By Kim Jae-won
Staff Reporter
A local economic think tank said Wednesday that the real estate market is expected to turn upward next year in line with an economic rebound but a key rate hike will stand in the way of recovery.
In its latest report, Samsung Economic Research Institute (SERI) said that the real estate market is likely to undergo a mild recovery next year as robust economic growth and the government’s supply of homes will combine to boost market demand.
“The real estate market tends to move in tandem with economic cycles. Once the economy gets back on track, a large amount of short-term money will flow into the market,” Park Jae-ryong, senior economist for SERI told The Korea Times.
The Korean economy has grown 2.9 percent in the third quarter, and experts say that this trend will continue. The Organization for Economic Cooperation and Development (OECD) expects Korea will grow 4.4 percent next year.
The institute said that the government’s effort to supply more homes will also boost the real estate market. Authorities plan to supply 350,000 houses in the market in 2010 compared to 310,000 houses this year.
It recommended that the government deal with potential over exuberance in the property market through more micro measures, such as regulations on loan-to-value ratios and debt-to-income ratios, avoiding using the blunt tool of the policy interest rate.
Park said that a possible key rate hike and rising unsold homes are likely to delay a recovery in the local property market.
“If the economy recovers, chances are that the key rate will go upward. But a rate hike anytime soon can destabilize the local property market,” Park said.

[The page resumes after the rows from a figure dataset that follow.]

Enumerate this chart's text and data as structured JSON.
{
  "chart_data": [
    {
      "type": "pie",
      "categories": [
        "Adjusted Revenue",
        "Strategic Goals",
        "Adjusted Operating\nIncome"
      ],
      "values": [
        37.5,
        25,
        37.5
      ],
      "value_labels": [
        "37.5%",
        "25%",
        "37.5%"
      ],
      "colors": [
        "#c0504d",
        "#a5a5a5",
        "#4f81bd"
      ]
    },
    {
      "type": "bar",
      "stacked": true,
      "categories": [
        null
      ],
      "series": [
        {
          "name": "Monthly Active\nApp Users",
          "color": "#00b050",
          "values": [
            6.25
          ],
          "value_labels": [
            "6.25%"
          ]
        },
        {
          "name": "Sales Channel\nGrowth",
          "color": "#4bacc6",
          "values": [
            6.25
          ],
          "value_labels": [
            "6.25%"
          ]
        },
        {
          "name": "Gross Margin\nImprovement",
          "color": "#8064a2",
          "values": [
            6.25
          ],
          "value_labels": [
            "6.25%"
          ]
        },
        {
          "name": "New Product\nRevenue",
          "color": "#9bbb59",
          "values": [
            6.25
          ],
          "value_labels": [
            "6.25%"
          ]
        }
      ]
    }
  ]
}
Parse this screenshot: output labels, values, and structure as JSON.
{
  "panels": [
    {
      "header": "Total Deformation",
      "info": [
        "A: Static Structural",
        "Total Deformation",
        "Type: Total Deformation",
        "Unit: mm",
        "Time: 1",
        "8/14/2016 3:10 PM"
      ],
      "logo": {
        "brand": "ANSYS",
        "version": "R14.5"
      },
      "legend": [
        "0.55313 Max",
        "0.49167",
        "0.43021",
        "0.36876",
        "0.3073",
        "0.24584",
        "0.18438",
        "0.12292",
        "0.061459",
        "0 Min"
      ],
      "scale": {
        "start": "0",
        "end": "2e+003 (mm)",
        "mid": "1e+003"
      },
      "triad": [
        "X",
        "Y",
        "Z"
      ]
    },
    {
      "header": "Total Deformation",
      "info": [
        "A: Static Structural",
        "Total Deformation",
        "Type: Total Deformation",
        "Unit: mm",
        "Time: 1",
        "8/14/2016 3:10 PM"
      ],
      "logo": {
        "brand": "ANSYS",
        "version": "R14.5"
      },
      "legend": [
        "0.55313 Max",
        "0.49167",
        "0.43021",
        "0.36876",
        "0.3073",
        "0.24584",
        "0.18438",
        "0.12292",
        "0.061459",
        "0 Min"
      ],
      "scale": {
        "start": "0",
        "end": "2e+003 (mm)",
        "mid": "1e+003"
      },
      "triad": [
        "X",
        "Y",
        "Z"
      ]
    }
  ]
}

Against this backdrop, Bank of Korea Governor Lee Seong-Tae said the bank would not raise the policy rate in the foreseeable future. “We will maintain an accommodative policy stance for now until a full-fledged rebound materializes," Lee said earlier this month. However, market analysts expect that a rate hike will come in January at the earliest.
About 130,000 unsold homes may slow down the speed of recovery. “It is not easy for construction companies to sell those houses because they have accumulated over the last three years,” Park said.